Septentrion
Grands dieux ! à en juger par la violence de sa réaction, on n’avait jamais dû lui parler sur ce ton. Poli et galant avec les dames. Curieux tout de même qu’une putain de son espèce ne soit pas tombée au moins une fois sur un type à la hauteur. Qu’elle ait pu les tenir à distance, se faire dorloter et respecter tout comme une authentique pucelle. Ça concorde du reste avec les bribes de confidences arrachées à Jiecke. Wonderful ! C’est le monde à la renverse.
Piquée au vif, elle me convient tout à fait. Son air de grosse pintade courroucée réussit même dans une certaine mesure à me tempérer. J’y vois déjà plus clair. Je prends déjà du champ. Je m’étais emballé à vide. Trop vite. Sans autre idée préconçue que lui lâcher ce que j’avais sur le cœur avant de mettre les bouts. Enfantillage de ma part. À quoi bon précipiter le mouvement ? Je viens juste d’entrevoir tout le profit que je pourrais tirer d’une manœuvre conduite avec méthode et discernement. Ce n’est pas la patience qui me manque, mon passage ici en témoigne. Il ne tient qu’à moi de publier le bulletin de victoire dans un temps record, et, cette fois, je suis à tout jamais le raté qu’elle prétend si je ne m’en sors pas avec la gloire des armes.
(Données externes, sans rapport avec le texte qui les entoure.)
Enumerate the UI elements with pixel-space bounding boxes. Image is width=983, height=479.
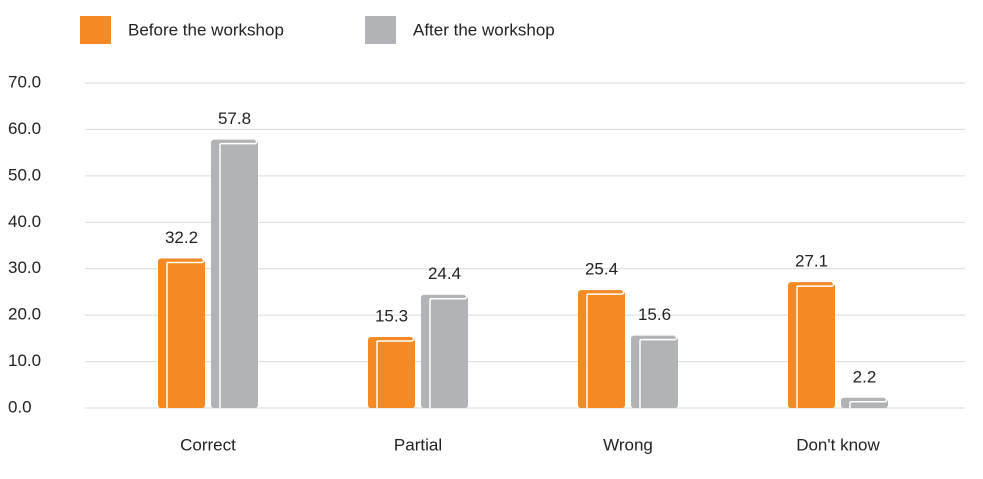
x-tick-label: Correct [180,435,236,454]
bar-page [167,257,205,264]
bar [368,336,415,408]
value-label: 57.8 [218,109,251,128]
value-label: 15.6 [638,305,671,324]
y-tick-label: 70.0 [8,72,41,91]
y-tick-label: 10.0 [8,351,41,370]
bar-page [220,138,258,145]
bar [788,282,835,408]
y-tick-label: 20.0 [8,305,41,324]
bar [631,335,678,408]
x-tick-label: Wrong [603,435,653,454]
value-label: 25.4 [585,260,618,279]
legend-label: Before the workshop [128,20,284,39]
bar-page [377,336,415,342]
value-label: 2.2 [853,367,877,386]
bar [158,258,205,408]
bar [841,397,888,408]
y-tick-label: 0.0 [8,397,32,416]
bar-page [587,289,625,295]
bar-page [430,294,468,300]
bar-page [640,334,678,341]
y-tick-label: 50.0 [8,165,41,184]
value-label: 15.3 [375,306,408,325]
legend-swatch [365,16,396,44]
legend-label: After the workshop [413,20,555,39]
value-label: 32.2 [165,228,198,247]
value-label: 27.1 [795,252,828,271]
y-tick-label: 60.0 [8,119,41,138]
bar [578,290,625,408]
y-tick-label: 30.0 [8,258,41,277]
bar [211,139,258,408]
bar [421,294,468,408]
bar-page [797,281,835,287]
y-tick-label: 40.0 [8,212,41,231]
bar-page [850,397,888,403]
x-tick-label: Don't know [796,435,880,454]
value-label: 24.4 [428,264,461,283]
legend-swatch [80,16,111,44]
x-tick-label: Partial [394,435,442,454]
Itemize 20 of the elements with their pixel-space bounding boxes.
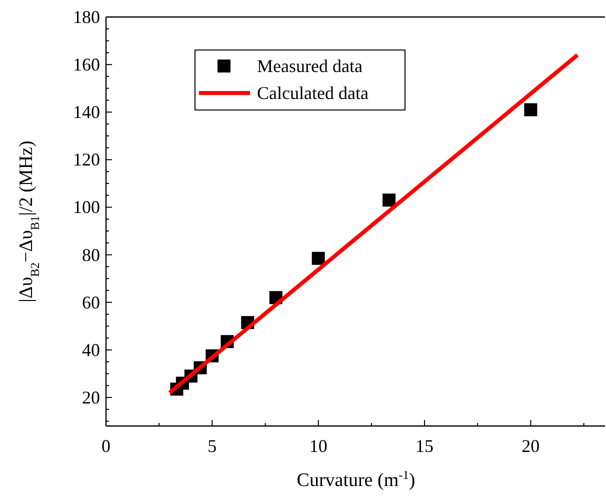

D’abord, qu’elle comprenne bien que je ne flancherai pas. Si quelqu’un ici est maître du terrain, c’est moi. Pas de quartier. Un petit mot dans ce sens lui sert d’indication. Mlle Van Hoeck sait ce que parler veut dire. Ce calme que j’affiche tout à coup la déroute visiblement. Pas prévu. Pas dans l’ordre. Comment donc ! J’allais oublier qu’elle n’en est pas à son coup d’essai. Tous ceux qui ont couché avant moi dans la bergerie. Mes prédécesseurs. Mes frères de galère. Ça a bien dû avoir une fin un jour. Elle a l’habitude. Connaît la procédure à fond. Un moment à passer, somme toute. Je suis manifestement le premier à ne pas respecter la règle.
Elle m’observe, méfiante. Doit se demander ce que ça cache ou ce que ça prépare. Rien que de très logique, Nora. L’échéance. Le terme.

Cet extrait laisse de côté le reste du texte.